Why Smoke Slowly?
“Slow smoking” only has upsides and doesn’t require any specific technical skills.
Alban Cordier, member of ADC’s tasting committee
I started writing this article as I lit up a Partagás Shorts; I keep my 50-cigar cedarwood box in the open air in a cool place (I smoke “dry”). It is 10 AM, and I want to share the pleasure of smoking slowly with you. It has many advantages – not least the fact that the pleasure lasts longer – and requires a “technique” that is within everyone’s grasp.
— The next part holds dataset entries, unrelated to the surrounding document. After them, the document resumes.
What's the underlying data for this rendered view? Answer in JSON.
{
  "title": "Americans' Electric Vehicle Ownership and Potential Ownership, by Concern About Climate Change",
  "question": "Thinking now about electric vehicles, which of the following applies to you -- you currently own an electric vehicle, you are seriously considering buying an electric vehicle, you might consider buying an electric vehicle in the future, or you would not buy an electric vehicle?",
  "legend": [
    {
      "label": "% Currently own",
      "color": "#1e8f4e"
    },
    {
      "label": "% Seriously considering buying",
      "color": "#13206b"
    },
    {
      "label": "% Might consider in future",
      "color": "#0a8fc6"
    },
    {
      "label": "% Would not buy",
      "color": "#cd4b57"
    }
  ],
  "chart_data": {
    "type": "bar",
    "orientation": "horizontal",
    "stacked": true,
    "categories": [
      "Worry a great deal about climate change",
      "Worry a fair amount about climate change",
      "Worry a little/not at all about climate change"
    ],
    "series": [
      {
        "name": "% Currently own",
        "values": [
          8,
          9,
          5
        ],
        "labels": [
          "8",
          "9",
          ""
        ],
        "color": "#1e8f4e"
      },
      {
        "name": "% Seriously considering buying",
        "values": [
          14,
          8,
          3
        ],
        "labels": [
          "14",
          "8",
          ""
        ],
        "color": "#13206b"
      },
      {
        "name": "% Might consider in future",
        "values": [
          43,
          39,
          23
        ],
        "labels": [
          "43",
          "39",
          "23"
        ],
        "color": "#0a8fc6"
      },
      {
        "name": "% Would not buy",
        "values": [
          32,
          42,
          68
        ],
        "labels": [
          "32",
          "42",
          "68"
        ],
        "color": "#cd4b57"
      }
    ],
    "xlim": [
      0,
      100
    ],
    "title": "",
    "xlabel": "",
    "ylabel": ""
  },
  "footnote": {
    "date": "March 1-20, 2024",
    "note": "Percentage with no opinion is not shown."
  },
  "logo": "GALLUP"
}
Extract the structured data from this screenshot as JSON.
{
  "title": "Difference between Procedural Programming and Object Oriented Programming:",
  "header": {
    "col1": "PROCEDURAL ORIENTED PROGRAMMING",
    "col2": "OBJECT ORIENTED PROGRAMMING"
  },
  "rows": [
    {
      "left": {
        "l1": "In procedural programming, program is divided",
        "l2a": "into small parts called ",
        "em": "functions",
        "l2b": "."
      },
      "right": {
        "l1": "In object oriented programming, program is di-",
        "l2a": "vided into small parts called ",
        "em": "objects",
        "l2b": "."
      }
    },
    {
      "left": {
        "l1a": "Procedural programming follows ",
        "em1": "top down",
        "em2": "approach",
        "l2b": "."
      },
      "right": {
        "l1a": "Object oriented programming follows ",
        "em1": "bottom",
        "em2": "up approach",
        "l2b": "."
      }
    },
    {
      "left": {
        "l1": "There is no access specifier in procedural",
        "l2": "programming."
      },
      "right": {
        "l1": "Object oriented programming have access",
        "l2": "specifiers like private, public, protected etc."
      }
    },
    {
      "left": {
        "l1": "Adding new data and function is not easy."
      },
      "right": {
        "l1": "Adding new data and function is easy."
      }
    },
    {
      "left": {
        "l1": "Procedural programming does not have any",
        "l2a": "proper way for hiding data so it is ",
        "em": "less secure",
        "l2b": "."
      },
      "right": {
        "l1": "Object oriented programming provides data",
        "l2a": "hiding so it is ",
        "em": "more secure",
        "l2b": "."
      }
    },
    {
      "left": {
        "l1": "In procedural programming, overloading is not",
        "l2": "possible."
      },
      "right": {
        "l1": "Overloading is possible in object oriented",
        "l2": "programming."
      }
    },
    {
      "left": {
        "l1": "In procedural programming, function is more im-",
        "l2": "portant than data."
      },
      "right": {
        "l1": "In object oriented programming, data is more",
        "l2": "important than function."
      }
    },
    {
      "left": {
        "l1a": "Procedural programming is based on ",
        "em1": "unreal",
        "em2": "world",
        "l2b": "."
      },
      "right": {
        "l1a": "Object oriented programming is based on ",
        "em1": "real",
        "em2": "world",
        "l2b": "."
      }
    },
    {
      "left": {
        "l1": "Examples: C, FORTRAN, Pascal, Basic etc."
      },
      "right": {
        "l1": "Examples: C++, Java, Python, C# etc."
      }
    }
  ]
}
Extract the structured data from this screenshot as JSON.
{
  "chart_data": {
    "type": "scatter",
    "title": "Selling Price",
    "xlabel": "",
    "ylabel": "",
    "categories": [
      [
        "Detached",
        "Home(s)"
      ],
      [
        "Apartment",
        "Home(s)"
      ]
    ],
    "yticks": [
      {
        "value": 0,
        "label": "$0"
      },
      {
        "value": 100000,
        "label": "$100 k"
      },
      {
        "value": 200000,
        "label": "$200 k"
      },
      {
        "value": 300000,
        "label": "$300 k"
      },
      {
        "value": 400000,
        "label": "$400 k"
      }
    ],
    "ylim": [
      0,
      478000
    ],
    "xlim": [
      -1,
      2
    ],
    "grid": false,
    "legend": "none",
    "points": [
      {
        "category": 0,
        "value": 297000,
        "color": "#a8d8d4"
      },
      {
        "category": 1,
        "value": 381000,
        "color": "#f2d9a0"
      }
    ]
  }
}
The advantage of “smoking (very) slowly”
- More – and longer-lasting – enjoyment.
It can easily take you an hour and a half to smoke a Shorts, a robusto lasts two hours, and a Churchill four or more. The improved flavor can be explained first and foremost by the low temperature of the smoke when you enjoy your cigar like this. Just as a sorbet is best served ice-cold, champagne at around 10°C, and chocolate at around 18°C, a cigar’s aromas are best appreciated when it doesn’t overheat. The enjoyment also comes from the intimate relationship that this enables you to establish with your cigar by being attentive to its rhythm. The session takes on a whole new dimension: the cigar is not just a consumer product, it is something to be savored.
- It is better for you
The main danger to your health comes from the temperature of the smoke; your mouth cells are more exposed if the smoke overheats. If you are a “chain smoker”, smoking slowly will also mean you automatically smoke less.
- More bang for your buck
You don’t need to be a genius to work out that the longer the experience, the better the pleasure-to-price ratio. If you still need more reasons, tell yourself that €10 or €15 for a smoke that lasts anything between two and four hours makes your favorite hobby quite affordable in terms of the cost per hour.
How to do it
The “technique” is simple and doesn’t require any particular effort. The only precaution you need to take is to ensure that your cigars aren’t too humid. Personally, I keep them in a box or in an open-air humidor, far from any heat source (see also ADC #128).
For the rest:
- In his book, “The Connoisseur’s Book of the Cigar”, Zino Davidoff already recommended not taking your cigar to your lips more than once a minute.
- Also very important: remember to blow air through the body of the cigar for a few seconds before every puff. This sort of “mini-purge” expels any residual gas that can accumulate in the cigar (see also ADC #125).
- Only take one or two puffs each time you put the cigar to your lips.
- Retrohale at least part of the smoke through your nose very regularly to really experience the smoke and sense the flavors more intensely.
- Wait at least a minute before starting the process over, and pay attention to the temperature of your cigar, which should never feel hot. If it does, then wait longer between puffs.
I am reaching the end of my article now, and I am also finishing my Partagás Shorts – which didn’t go out once. It’s 12:15 PM. Proof by example…
Enjoy yourself; get used to smoking slowly, but a word of warning – slow smoking shouldn’t be a competition, but rather a way to maximize your smoking enjoyment.